Report From PIA – October 26
I have a split leaf philodendron (Monstera deliciosa) that came from my mother’s plant, which was a cutting off of the philodendron that my grandmother got in the 1950’s. The plant in my mother’s apartment is much fuller, and clearly happier, than mine, but I keep this Monstera prettypathetica nevertheless.
Given my attachment to this plant, I understand why I get so many calls on GardenLine, asking about preserving plants that came from family members. “I have a peony that belonged to my grandmother,” or “My ivy plant that was started from the ivy in my daughter’s wedding bouquet,” are typical calls.

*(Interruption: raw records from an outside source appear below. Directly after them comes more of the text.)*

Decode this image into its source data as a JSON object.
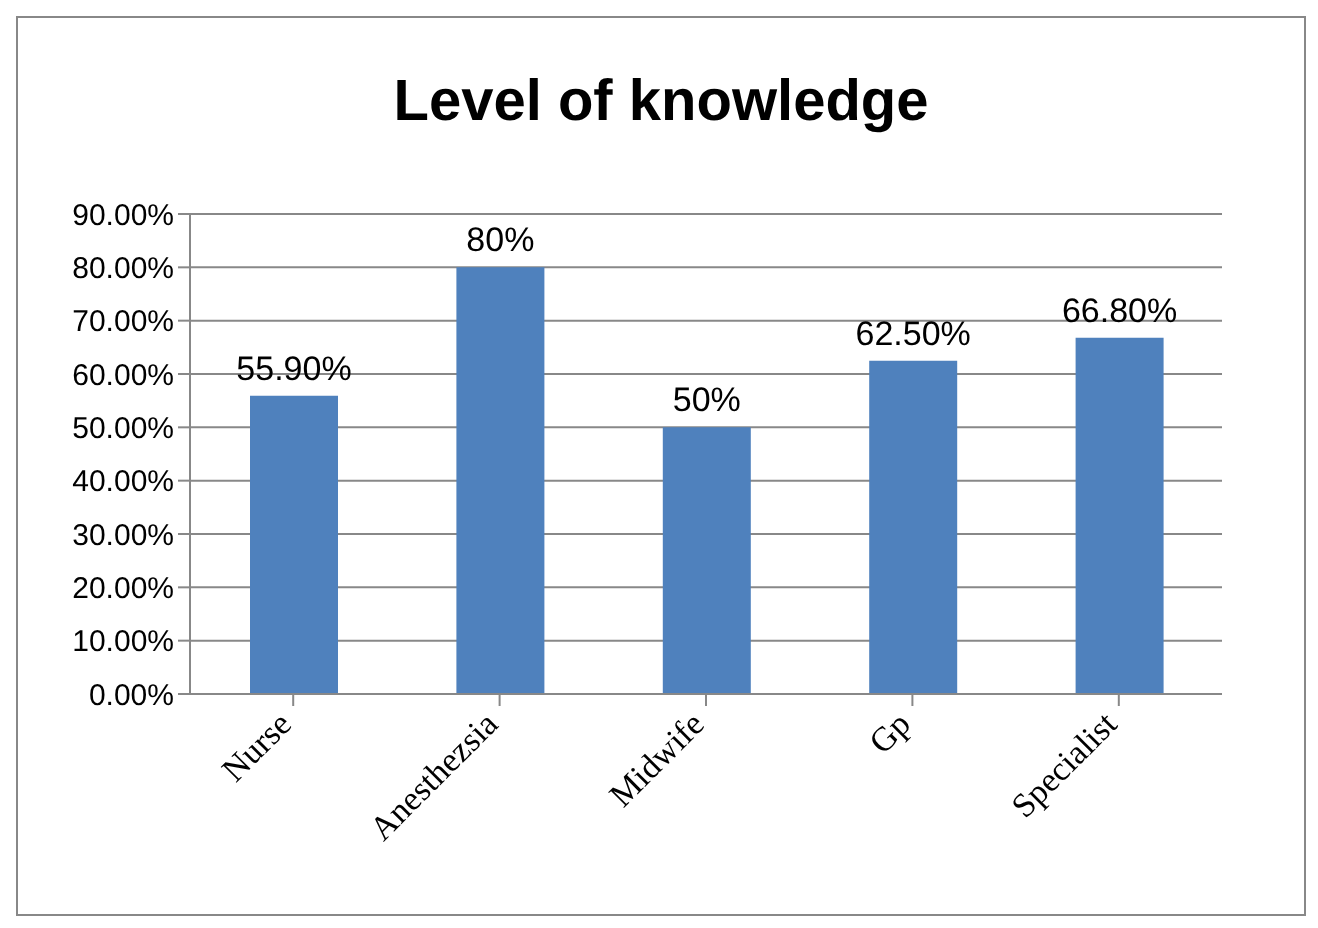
{
  "chart_data": {
    "type": "bar",
    "title": "Level of knowledge",
    "categories": [
      "Nurse",
      "Anesthezsia",
      "Midwife",
      "Gp",
      "Specialist"
    ],
    "values": [
      55.9,
      80,
      50,
      62.5,
      66.8
    ],
    "value_labels": [
      "55.90%",
      "80%",
      "50%",
      "62.50%",
      "66.80%"
    ],
    "color": "#4f81bd",
    "ylim": [
      0,
      90
    ],
    "yticks": [
      {
        "value": 0,
        "label": "0.00%"
      },
      {
        "value": 10,
        "label": "10.00%"
      },
      {
        "value": 20,
        "label": "20.00%"
      },
      {
        "value": 30,
        "label": "30.00%"
      },
      {
        "value": 40,
        "label": "40.00%"
      },
      {
        "value": 50,
        "label": "50.00%"
      },
      {
        "value": 60,
        "label": "60.00%"
      },
      {
        "value": 70,
        "label": "70.00%"
      },
      {
        "value": 80,
        "label": "80.00%"
      },
      {
        "value": 90,
        "label": "90.00%"
      }
    ],
    "grid": "y"
  }
}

Plants not only tie us to family members, but to people in history as well. Many of us grow a Franklinia alatamaha not just because it’s a lovely, late blooming tree, but because every Franklinia is a direct descendent of those seen by John Bartram in 1765. John’s son William collected seeds from this plant during this same period, and the small tree was never seen in the wild again.
Every time I see my young Franklinia in bloom I think of John Bartram, coming on this plant and writing in his journal about seeing “severall very curious shrubs”. I love the fact that William named the plant after his father’s friend, Benjamin Franklin. It’s almost like having an ancestor of these great Americans in my own yard.
It is, of course, our connection to people that’s important, not the specific plants themselves. But if those plants in our homes or gardens serve as touchstones that keep us connected to family, friends, and others throughout history, then we are blessed to have and grow them.